L’identité du troisième homme, celui qui est parvenu à s’enfuir, est plus étonnante. Azer Akarsa est un homme d’affaires qui a connu une réussite exceptionnelle dans le secteur de l’arboriculture en Turquie et qui jouit d’une solide réputation à Istanbul. L’homme est connu pour ses opinions patriotiques mais défend un nationalisme modéré, moderne, compatible avec les valeurs démocratiques. Il n’a jamais eu de problèmes avec la police turque.

L’implication d’une telle personnalité dans cette affaire laisse supposer des enjeux politiques. Mais le mystère reste entier : pourquoi ces hommes se sont-ils rendus ce matin à la Maison du Chocolat, armés de fusils d’assaut et d’armes de poing automatiques ? Pourquoi des policiers en civil, en fait des officiers de la DNAT (Division Nationale Antiterroriste), étaient-ils également présents sur les lieux ? Suivaient-ils la trace des trois criminels ? On sait qu’ils surveillaient le magasin depuis plusieurs jours.

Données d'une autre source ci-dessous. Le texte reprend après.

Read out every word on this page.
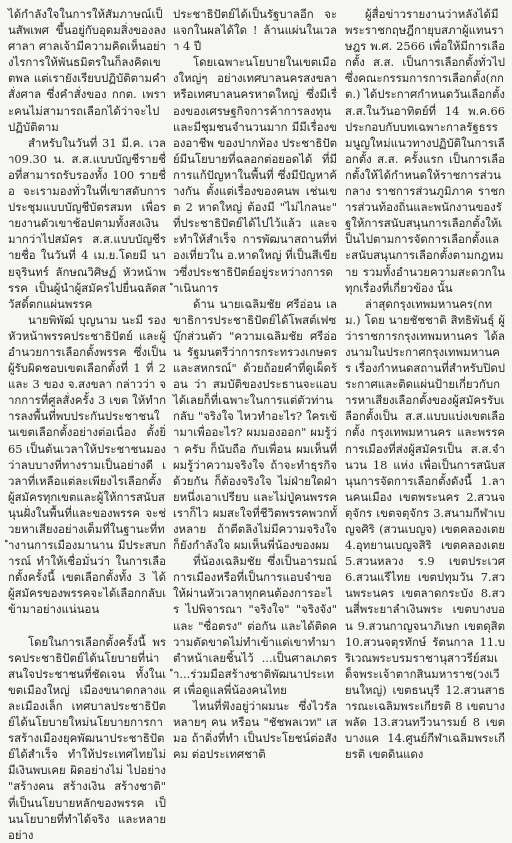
ได้กำลังใจในการให้สัมภาษณ์เป็นสัพเพศ ขึ้นอยู่กับอุดมสิ่งของลงศาลา ศาลเจ้ามีความคิดเห็นอย่างไรการให้พันธมิตรในก็ลงคิดเขตพล แต่เรายังเรียบปฏิบัติตามคำสั่งศาล ซึ่งคำสั่งของ กกต. เพราะคนไม่สามารถเลือกได้ว่าจะไปปฏิบัติตาม

สำหรับในวันที่ 31 มี.ค. เวลา09.30 น. ส.ส.แบบบัญชีรายชื่อที่สามารถรับรองทั้ง 100 รายชื่อ จะเรามองทั่วในที่เขาสดับการประชุมแบบบัญชีบัตรสมท เพื่อรายงานตัวเขาช้อปตามทั้งสงเงินมากว่าไปสมัคร ส.ส.แบบบัญชีรายชื่อ ในวันที่ 4 เม.ย.โดยมี นายจุรินทร์ ลักษณวิศิษฏ์ หัวหน้าพรรค เป็นผู้นำผู้สมัครไปยื่นฉลัดสวัสดิ์ตกแผ่นพรรค

นายพิพัฒ์ บุญนาม นะมี รองหัวหน้าพรรคประชาธิปัตย์ และผู้อำนวยการเลือกตั้งพรรค ซึ่งเป็นผู้รับผิดชอบเขตเลือกตั้งที่ 1 ที่ 2 และ 3 ของ จ.สงขลา กล่าวว่า จากการที่ศูลสั่งครั้ง 3 เขต ให้ทำการลงพื้นที่พบประกันประชาชนในเขตเลือกตั้งอย่างต่อเนื่อง ตั้งยิ่ 65 เป็นต้นเวลาให้ประชาชนมองว่าลบบางที่ทางรามเป็นอย่างดี เวลาที่เหลือแต่ละเพียงไรเลือกตั้ง ผู้สมัครทุกเขตและผู้ให้การสนับสนุนฝั่งในพื้นที่และของพรรค จะช่วยหาเสียงอย่างเต็มที่ในฐานะที่ทำงานการเมืองมานาน มีประสบการณ์ ทำให้เชื่อมั่นว่า ในการเลือกตั้งครั้งนี้ เขตเลือกตั้งทั้ง 3 ได้ ผู้สมัครของพรรคจะได้เลือกกลับเข้ามาอย่างแน่นอน

โดยในการเลือกตั้งครั้งนี้ พรรคประชาธิปัตย์ได้นโยบายที่น่าสนใจประชาชนที่ชัดเจน ทั้งในเขตเมืองใหญ่ เมืองขนาดกลางและเมืองเล็ก เทศบาลประชาธิปัตย์ได้นโยบายใหม่นโยบายการการสร้างเมืองยุคพัฒนาประชาธิปัตย์ได้สำเร็จ ทำให้ประเทศไทยไม่มีเงินพบเคย ผิดอย่างไม่ ไปอย่าง "สร้างคน สร้างเงิน สร้างชาติ" ที่เป็นนโยบายหลักของพรรค เป็นนโยบายที่ทำได้จริง และหลายอย่าง

ประชาธิปัตย์ได้เป็นรัฐบาลอีก จะแจกในผลได้ใด ! ล้านแผ่นในเวลา 4 ปี

โดยเฉพาะนโยบายในเขตเมืองใหญ่ๆ อย่างเทศบาลนครสงขลาหรือเทศบาลนครหาดใหญ่ ซึ่งมีเรื่องของเศรษฐกิจการค้าการลงทุน และมีชุมชนจำนวนมาก มีมีเรื่องของอาชีพ ของปากท้อง ประชาธิปัตย์มีนโยบายที่ฉลอกต่อยอดได้ ที่มีการแก้ปัญหาในพื้นที่ ซึ่งมีปัญหาค้างกัน ตั้งแต่เรื่องของคนพ เช่นเขต 2 หาดใหญ่ ต้องมี "ไม่ไกลนะ" ที่ประชาธิปัตย์ได้ไปไว้แล้ว และจะทำให้สำเร็จ การพัฒนาสถานที่ท่องเที่ยวใน อ.หาดใหญ่ ที่เป็นสีเขียวซึ่งประชาธิปัตย์อยู่ระหว่างการดำเนินการ

ด้าน นายเฉลิมชัย ศรีอ่อน เลขาธิการประชาธิปัตย์ได้โพสต์เฟซบุ๊กส่วนตัว "ความเฉลิมชัย ศรีอ่อน รัฐมนตรีว่าการกระทรวงเกษตรและสหกรณ์" ด้วยถ้อยคำที่ดูเผ็ดร้อน ว่า สมบัติของประธานจะแอบได้เลยก็ที่เฉพาะในการแต่ตัวท่านกลับ "จริงใจ ไหวทำอะไร? ใครเข้ามาเพื่ออะไร? ผมมองออก" ผมรู้ว่า ครับ ก็นับถือ กับเพื่อน ผมเห็นที่ ผมรู้ว่าความจริงใจ ถ้าจะทำธุรกิจด้วยกัน ก็ต้องจริงใจ ไม่ฝ่ายใดฝ่ายหนึ่งเอาเปรียบ และไม่ปู่คนพรรคเราก็ไว ผมสะใจที่ชีวิตพรรคพวกทั้งหลาย ถ้าตีตลิงไม่มีความจริงใจ ก็ยังกำลังใจ ผมเห็นพี่น้องของผม

ที่น้องเฉลิมชัย ซึ่งเป็นอารมณ์การเมืองหรือที่เป็นการแอบจำขอให้ผ่านหัวเวลาทุกคนต้องการอะไร ไปพิจารณา "จริงใจ" "จริงจัง" และ "ซื่อตรง" ต่อกัน และได้ติดความตัดขาดไม่ทำเข้าแด่เขาทำมาตำหน้าเลยชิ้นไว้ ...เป็นศาลเภตรำ...ร่วมมือสร้างชาติพัฒนาประเทศ เพื่อดูแลพี่น้องคนไทย

ไหนที่ฟังอยู่ว่าผมนะ ซึ่งไวรัลหลายๆ คน หรือน "ชัชพลเวท" เสมอ ถ้าดิ่งที่ทำ เป็นประโยชน์ต่อสังคม ต่อประเทศชาติ

ผู้สื่อข่าวรายงานว่าหลังได้มีพระราชกฤษฎีกายุบสภาผู้แทนราษฎร พ.ศ. 2566 เพื่อให้มีการเลือกตั้ง ส.ส. เป็นการเลือกตั้งทั่วไป ซึ่งคณะกรรมการการเลือกตั้ง(กกต.) ได้ประกาศกำหนดวันเลือกตั้ง ส.ส.ในวันอาทิตย์ที่ 14 พ.ค.66 ประกอบกับบทเฉพาะกาลรัฐธรรมนูญใหม่แนวทางปฏิบัติในการเลือกตั้ง ส.ส. ครั้งแรก เป็นการเลือกตั้งให้ได้กำหนดให้ราชการส่วนกลาง ราชการส่วนภูมิภาค ราชการส่วนท้องถิ่นและพนักงานของรัฐให้การสนับสนุนการเลือกตั้งให้เป็นไปตามการจัดการเลือกตั้งและสนับสนุนการเลือกตั้งตามกฎหมาย รวมทั้งอำนวยความสะดวกในทุกเรื่องที่เกี่ยวข้อง นั้น

ล่าสุดกรุงเทพมหานคร(กทม.) โดย นายชัชชาติ สิทธิพันธุ์ ผู้ว่าราชการกรุงเทพมหานคร ได้ลงนามในประกาศกรุงเทพมหานคร เรื่องกำหนดสถานที่สำหรับปิดประกาศและติดแผ่นป้ายเกี่ยวกับการหาเสียงเลือกตั้งของผู้สมัครรับเลือกตั้งเป็น ส.ส.แบบแบ่งเขตเลือกตั้ง กรุงเทพมหานคร และพรรคการเมืองที่ส่งผู้สมัครเป็น ส.ส.จำนวน 18 แห่ง เพื่อเป็นการสนับสนุนการจัดการเลือกตั้งดังนี้ 1.ลานคนเมือง เขตพระนคร 2.สวนจตุจักร เขตจตุจักร 3.สนามกีฬาเบญจศิริ (สวนเบญจ) เขตคลองเตย 4.อุทยานเบญจสิริ เขตคลองเตย 5.สวนหลวง ร.9 เขตประเวศ 6.สวนแรีไทย เขตปทุมวัน 7.สวนพระนคร เขตลาดกระบัง 8.สวนสี่พระยาลำเงินพระ เขตบางบอน 9.สวนกาญจนาภิเษก เขตดุสิต 10.สวนจตุรทักษ์ รัตนกาล 11.บริเวณพระบรมราชานุสาวรีย์สมเด็จพระเจ้าตากสินมหาราช(วงเวียนใหญ่) เขตธนบุรี 12.สวนสาธารณะเฉลิมพระเกียรติ 8 เขตบางพลัด 13.สวนทวีวนารมย์ 8 เขตบางแค 14.ศูนย์กีฬาเฉลิมพระเกียรติ เขตดินแดง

Préparaient-ils un guet-apens, afin d’arrêter les ressortissants turcs ? Dès lors, pourquoi prendre tant de risques ? Pourquoi tenter une arrestation en pleine rue, à une heure de grande affluence, alors qu’aucune consigne de sécurité n’avait été donnée ? Le parquet de Paris s’interroge sur ces anomalies et a ordonné une enquête interne.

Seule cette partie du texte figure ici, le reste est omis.